There’s a real security issue with ditching public Whois. Do the benefits outweigh the costs?
I’ve written a lot about GDPR and how the domain registrar/registry ecosystem is responding to it. Privacy advocates are using this as an opportunity to push for privacy across the board, and I think this is a bad idea.
Security journalist Brian Krebs wrote an excellent Q&A on Friday explaining the trade-offs that come with no public Whois. He gives concrete examples of how he (and security researchers) have used Whois to track down bad guys. Many people reading this blog have also used Whois for the same purpose, such as tracking down stolen domains.
It’s the last two paragraphs of Kreb’s post that I think are most important:
If opponents of the current WHOIS system are being intellectually honest, they will make the following argument and stick to it: By restricting access to information currently available in the WHOIS system, whatever losses or negative consequences on security we may suffer as a result will be worth the cost in terms of added privacy. That’s an argument I can respect, if not agree with.
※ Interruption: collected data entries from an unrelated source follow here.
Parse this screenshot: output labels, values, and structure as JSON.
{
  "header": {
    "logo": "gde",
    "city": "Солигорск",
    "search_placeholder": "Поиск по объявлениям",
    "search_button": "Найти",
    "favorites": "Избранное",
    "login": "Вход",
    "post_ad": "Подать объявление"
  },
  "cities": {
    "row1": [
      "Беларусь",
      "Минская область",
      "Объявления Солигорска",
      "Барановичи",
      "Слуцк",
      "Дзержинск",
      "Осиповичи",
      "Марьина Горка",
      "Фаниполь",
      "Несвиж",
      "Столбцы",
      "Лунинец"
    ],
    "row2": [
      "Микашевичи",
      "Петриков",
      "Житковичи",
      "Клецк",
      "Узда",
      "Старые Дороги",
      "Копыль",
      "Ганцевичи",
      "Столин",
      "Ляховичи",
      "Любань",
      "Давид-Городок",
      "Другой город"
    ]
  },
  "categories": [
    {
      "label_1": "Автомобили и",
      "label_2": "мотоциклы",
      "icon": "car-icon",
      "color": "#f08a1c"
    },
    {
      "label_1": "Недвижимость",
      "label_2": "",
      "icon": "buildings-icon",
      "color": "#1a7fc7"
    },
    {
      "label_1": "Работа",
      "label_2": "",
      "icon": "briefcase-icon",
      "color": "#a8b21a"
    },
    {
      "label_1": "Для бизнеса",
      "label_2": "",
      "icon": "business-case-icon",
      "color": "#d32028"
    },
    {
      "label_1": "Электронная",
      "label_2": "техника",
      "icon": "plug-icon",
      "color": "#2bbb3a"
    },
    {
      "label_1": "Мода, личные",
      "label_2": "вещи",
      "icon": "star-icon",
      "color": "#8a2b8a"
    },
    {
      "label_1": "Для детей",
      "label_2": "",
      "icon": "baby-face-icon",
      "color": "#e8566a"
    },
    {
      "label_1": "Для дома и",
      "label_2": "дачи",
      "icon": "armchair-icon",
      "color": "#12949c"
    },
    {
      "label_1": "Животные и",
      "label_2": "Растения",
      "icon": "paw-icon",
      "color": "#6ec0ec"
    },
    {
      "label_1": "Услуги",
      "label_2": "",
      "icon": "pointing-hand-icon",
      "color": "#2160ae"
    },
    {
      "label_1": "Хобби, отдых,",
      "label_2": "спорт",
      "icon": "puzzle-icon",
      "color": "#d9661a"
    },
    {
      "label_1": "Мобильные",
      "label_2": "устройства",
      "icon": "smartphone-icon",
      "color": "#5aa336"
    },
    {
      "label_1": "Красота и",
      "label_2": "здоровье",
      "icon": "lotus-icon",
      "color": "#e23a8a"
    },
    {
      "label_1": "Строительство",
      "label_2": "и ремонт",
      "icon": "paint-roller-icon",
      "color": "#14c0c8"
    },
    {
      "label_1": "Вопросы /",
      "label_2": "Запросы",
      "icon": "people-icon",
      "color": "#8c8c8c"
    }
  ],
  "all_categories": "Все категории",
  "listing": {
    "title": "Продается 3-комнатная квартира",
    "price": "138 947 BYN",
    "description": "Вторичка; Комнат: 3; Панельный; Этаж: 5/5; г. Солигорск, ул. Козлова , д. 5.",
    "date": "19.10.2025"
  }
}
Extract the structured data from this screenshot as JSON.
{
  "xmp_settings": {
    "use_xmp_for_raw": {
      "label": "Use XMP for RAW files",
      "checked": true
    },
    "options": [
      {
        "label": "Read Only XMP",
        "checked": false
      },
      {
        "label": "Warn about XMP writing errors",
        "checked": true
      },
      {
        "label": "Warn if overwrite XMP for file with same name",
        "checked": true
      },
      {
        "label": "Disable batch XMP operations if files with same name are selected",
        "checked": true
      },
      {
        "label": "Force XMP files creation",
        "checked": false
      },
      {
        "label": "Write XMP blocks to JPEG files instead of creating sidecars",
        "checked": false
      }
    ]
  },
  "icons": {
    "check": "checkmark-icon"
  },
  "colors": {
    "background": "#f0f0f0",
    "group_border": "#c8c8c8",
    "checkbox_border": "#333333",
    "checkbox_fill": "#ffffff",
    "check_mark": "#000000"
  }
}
But for the most part that’s not the refrain I’m hearing. Instead, what this camp seems to be saying is if you’re not on board with the WHOIS changes that will be brought about by the GDPR, then there must be something wrong with you, and in any case here a bunch of thinly-sourced reasons why the coming changes might not be that bad.
It is frustrating to read advocacy pieces from groups that downplay the damage that hidden Whois will have. It’s true that there will be some good things that come from hiding registrant information. I’d argue the bad outweighs the good.